Some time ago I gave a talk on social media to C-level executives from B2B companies. Feedback was great, but there were a lot of questions about relevance, ROI, etc. Because of that I thought I’d jot down some of my thoughts about why social media is so important for businesses and why, without the understanding and buy-in of the C-suite, it will never become part of company culture.
I can see where the doubt and uncertainty comes from. However, I think business leaders are looking at things the wrong way round.
Instead of asking about what ‘value’ can be gained from using social media, I’d turn it around and say, “what will you lose by NOT understanding it and – if you’re feeling bold – actually engaging with people on social networks”?
Social media is about communication; it’s about networking; it’s about listening; it’s about community building; it’s about personal branding; it’s about gaining market knowledge and insights.
Social media is NOT just about sales and marketing.
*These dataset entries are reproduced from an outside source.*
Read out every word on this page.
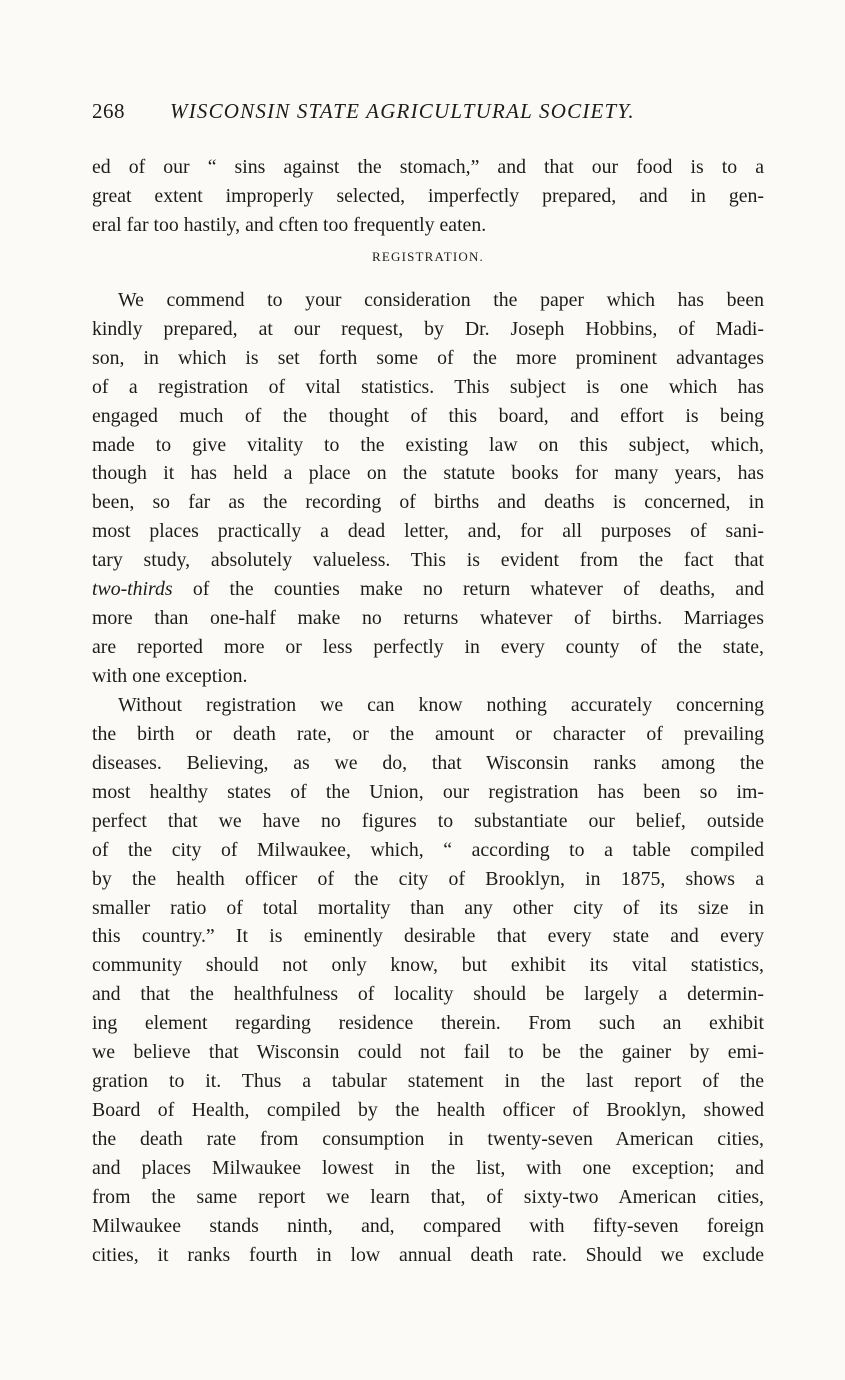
268 WISCONSIN STATE AGRICULTURAL SOCIETY.
ed of our “ sins against the stomach,” and that our food is to a
great extent improperly selected, imperfectly prepared, and in gen-
eral far too hastily, and cften too frequently eaten.
REGISTRATION.
We commend to your consideration the paper which has been
kindly prepared, at our request, by Dr. Joseph Hobbins, of Madi-
son, in which is set forth some of the more prominent advantages
of a registration of vital statistics. This subject is one which has
engaged much of the thought of this board, and effort is being
made to give vitality to the existing law on this subject, which,
though it has held a place on the statute books for many years, has
been, so far as the recording of births and deaths is concerned, in
most places practically a dead letter, and, for all purposes of sani-
tary study, absolutely valueless. This is evident from the fact that
two-thirds of the counties make no return whatever of deaths, and
more than one-half make no returns whatever of births. Marriages
are reported more or less perfectly in every county of the state,
with one exception.
Without registration we can know nothing accurately concerning
the birth or death rate, or the amount or character of prevailing
diseases. Believing, as we do, that Wisconsin ranks among the
most healthy states of the Union, our registration has been so im-
perfect that we have no figures to substantiate our belief, outside
of the city of Milwaukee, which, “ according to a table compiled
by the health officer of the city of Brooklyn, in 1875, shows a
smaller ratio of total mortality than any other city of its size in
this country.” It is eminently desirable that every state and every
community should not only know, but exhibit its vital statistics,
and that the healthfulness of locality should be largely a determin-
ing element regarding residence therein. From such an exhibit
we believe that Wisconsin could not fail to be the gainer by emi-
gration to it. Thus a tabular statement in the last report of the
Board of Health, compiled by the health officer of Brooklyn, showed
the death rate from consumption in twenty-seven American cities,
and places Milwaukee lowest in the list, with one exception; and
from the same report we learn that, of sixty-two American cities,
Milwaukee stands ninth, and, compared with fifty-seven foreign
cities, it ranks fourth in low annual death rate. Should we exclude
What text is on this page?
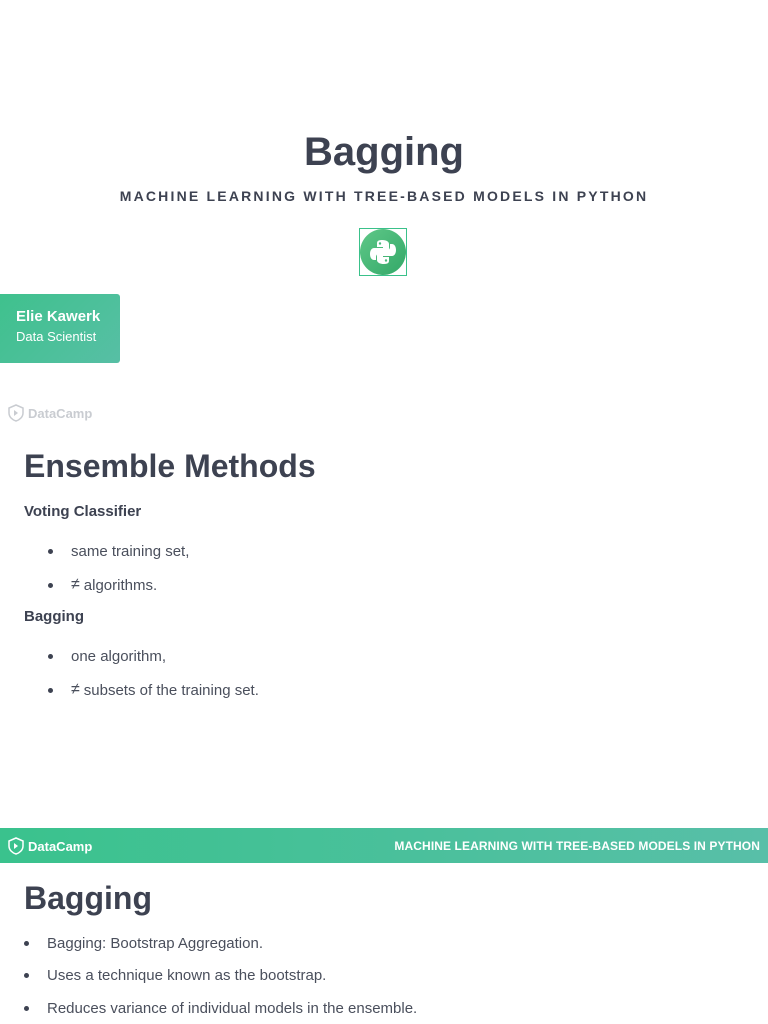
Bagging
MACHINE LEARNING WITH TREE-BASED MODELS IN PYTHON
Elie Kawerk
Data Scientist
DataCamp
Ensemble Methods
Voting Classifier
same training set,
≠ algorithms.
Bagging
one algorithm,
≠ subsets of the training set.
DataCamp	MACHINE LEARNING WITH TREE-BASED MODELS IN PYTHON
Bagging
Bagging: Bootstrap Aggregation.
Uses a technique known as the bootstrap.
Reduces variance of individual models in the ensemble.
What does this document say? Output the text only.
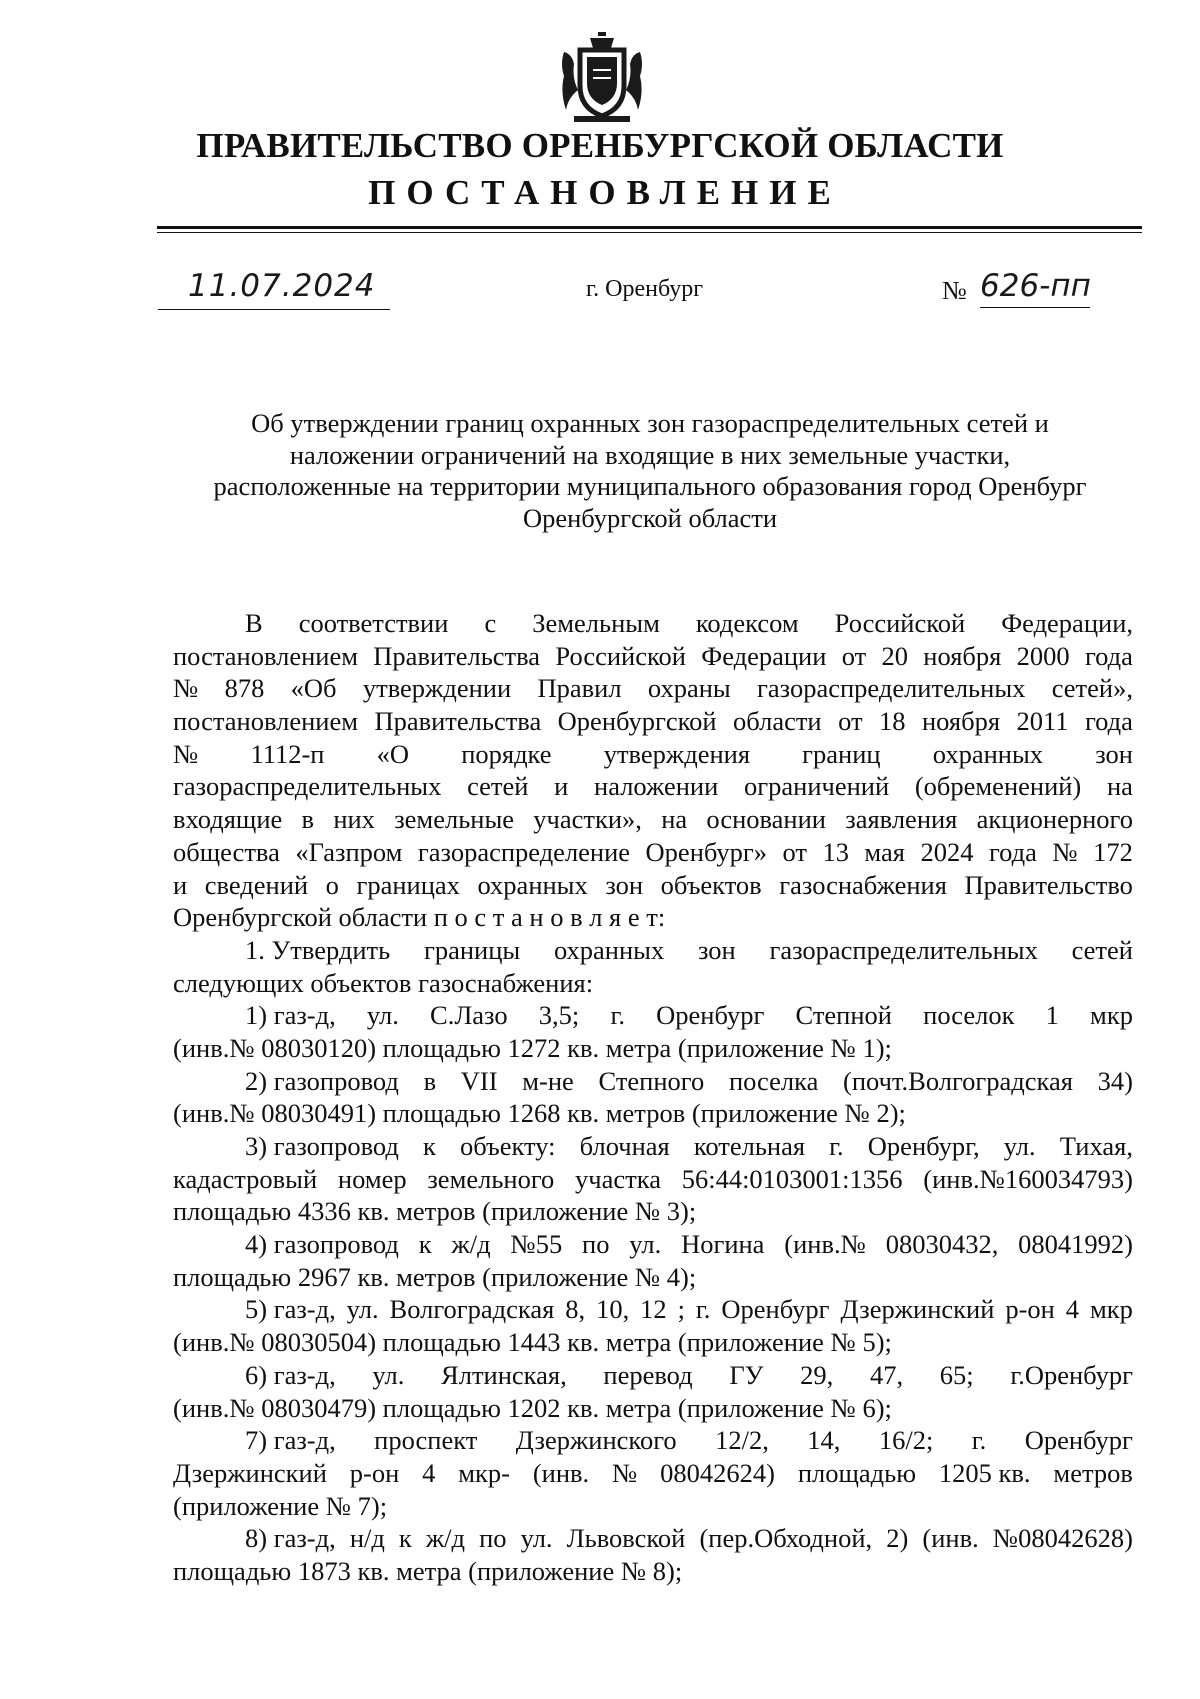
ПРАВИТЕЛЬСТВО ОРЕНБУРГСКОЙ ОБЛАСТИ
ПОСТАНОВЛЕНИЕ
11.07.2024	г. Оренбург	№ 626-пп
Об утверждении границ охранных зон газораспределительных сетей и
наложении ограничений на входящие в них земельные участки,
расположенные на территории муниципального образования город Оренбург
Оренбургской области
В соответствии с Земельным кодексом Российской Федерации,
постановлением Правительства Российской Федерации от 20 ноября 2000 года
№ 878 «Об утверждении Правил охраны газораспределительных сетей»,
постановлением Правительства Оренбургской области от 18 ноября 2011 года
№ 1112-п «О порядке утверждения границ охранных зон
газораспределительных сетей и наложении ограничений (обременений) на
входящие в них земельные участки», на основании заявления акционерного
общества «Газпром газораспределение Оренбург» от 13 мая 2024 года № 172
и сведений о границах охранных зон объектов газоснабжения Правительство
Оренбургской области п о с т а н о в л я е т:
1. Утвердить границы охранных зон газораспределительных сетей
следующих объектов газоснабжения:
1) газ-д, ул. С.Лазо 3,5; г. Оренбург Степной поселок 1 мкр
(инв.№ 08030120) площадью 1272 кв. метра (приложение № 1);
2) газопровод в VII м-не Степного поселка (почт.Волгоградская 34)
(инв.№ 08030491) площадью 1268 кв. метров (приложение № 2);
3) газопровод к объекту: блочная котельная г. Оренбург, ул. Тихая,
кадастровый номер земельного участка 56:44:0103001:1356 (инв.№160034793)
площадью 4336 кв. метров (приложение № 3);
4) газопровод к ж/д №55 по ул. Ногина (инв.№ 08030432, 08041992)
площадью 2967 кв. метров (приложение № 4);
5) газ-д, ул. Волгоградская 8, 10, 12 ; г. Оренбург Дзержинский р-он 4 мкр
(инв.№ 08030504) площадью 1443 кв. метра (приложение № 5);
6) газ-д, ул. Ялтинская, перевод ГУ 29, 47, 65; г.Оренбург
(инв.№ 08030479) площадью 1202 кв. метра (приложение № 6);
7) газ-д, проспект Дзержинского 12/2, 14, 16/2; г. Оренбург
Дзержинский р-он 4 мкр- (инв. № 08042624) площадью 1205 кв. метров
(приложение № 7);
8) газ-д, н/д к ж/д по ул. Львовской (пер.Обходной, 2) (инв. №08042628)
площадью 1873 кв. метра (приложение № 8);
But it DOES offer a competitive advantage – the competitive advantage of being a company and a leader that is tuned in to the digital conversations taking place all around them.
Social media is the Zeitgeist; it’s life as we live it in 2015; it’s part of us. Social networks are now an integral part of the lives of the majority of the world’s population. Yes – even ‘old dinosaurs’ are signing up. We crossed a Rubicon some time ago and there’s no going back.
Social media is the Zeitgeist; it’s life as we live it in 2015; it’s part of us. We crossed a Rubicon some time ago and there’s no going back.
As I tried to get across in my talk, burying one’s head in the sand is no longer an option for executives who should not only be keeping up with current developments, but also be looking forward at emerging trends. While it’s not necessary for execs to engage directly on social networks (although I’d argue that they should) – it’s essential that they:
1. Understand the significance of the social/business/cultural revolution that social media is bringing (and remember, we’re only at the start – in 5 years things will be so much more integrated). It’s all-encompassing.
2. Once they understand its significance, they should actively work to make their companies’ ‘social enterprises’, where social media is an integral part of the way they do business – both in terms of reaching out to and engaging with customers and other stakeholders, and internal communications and employee engagement.
3. This requires a completely different mind-set – one that accepts that social media is as significant as the emergence of the printing press, of radio, of television, of the internet, of e-mail. It’s just the latest development along the digital road – and it’s all one-way.
Social media is as significant as the emergence of the printing press, of radio, of television, of the internet, of e-mail.
So, do business leaders accept that things are changing faster than they could ever imagine – and urgently educate themselves – or do they sit back and hope that their industry, their company – their job – isn’t affected? The danger is that, when the tidal wave finally breaks, the laggards will be too far behind to gain any advantage and could actually see their companies failing.
I’ll finish with this quote: “Directors who don’t understand social media are placing their company at risk of not capitalising on the business opportunities, as well as exposing it to unnecessary risk” (Walter Adamson).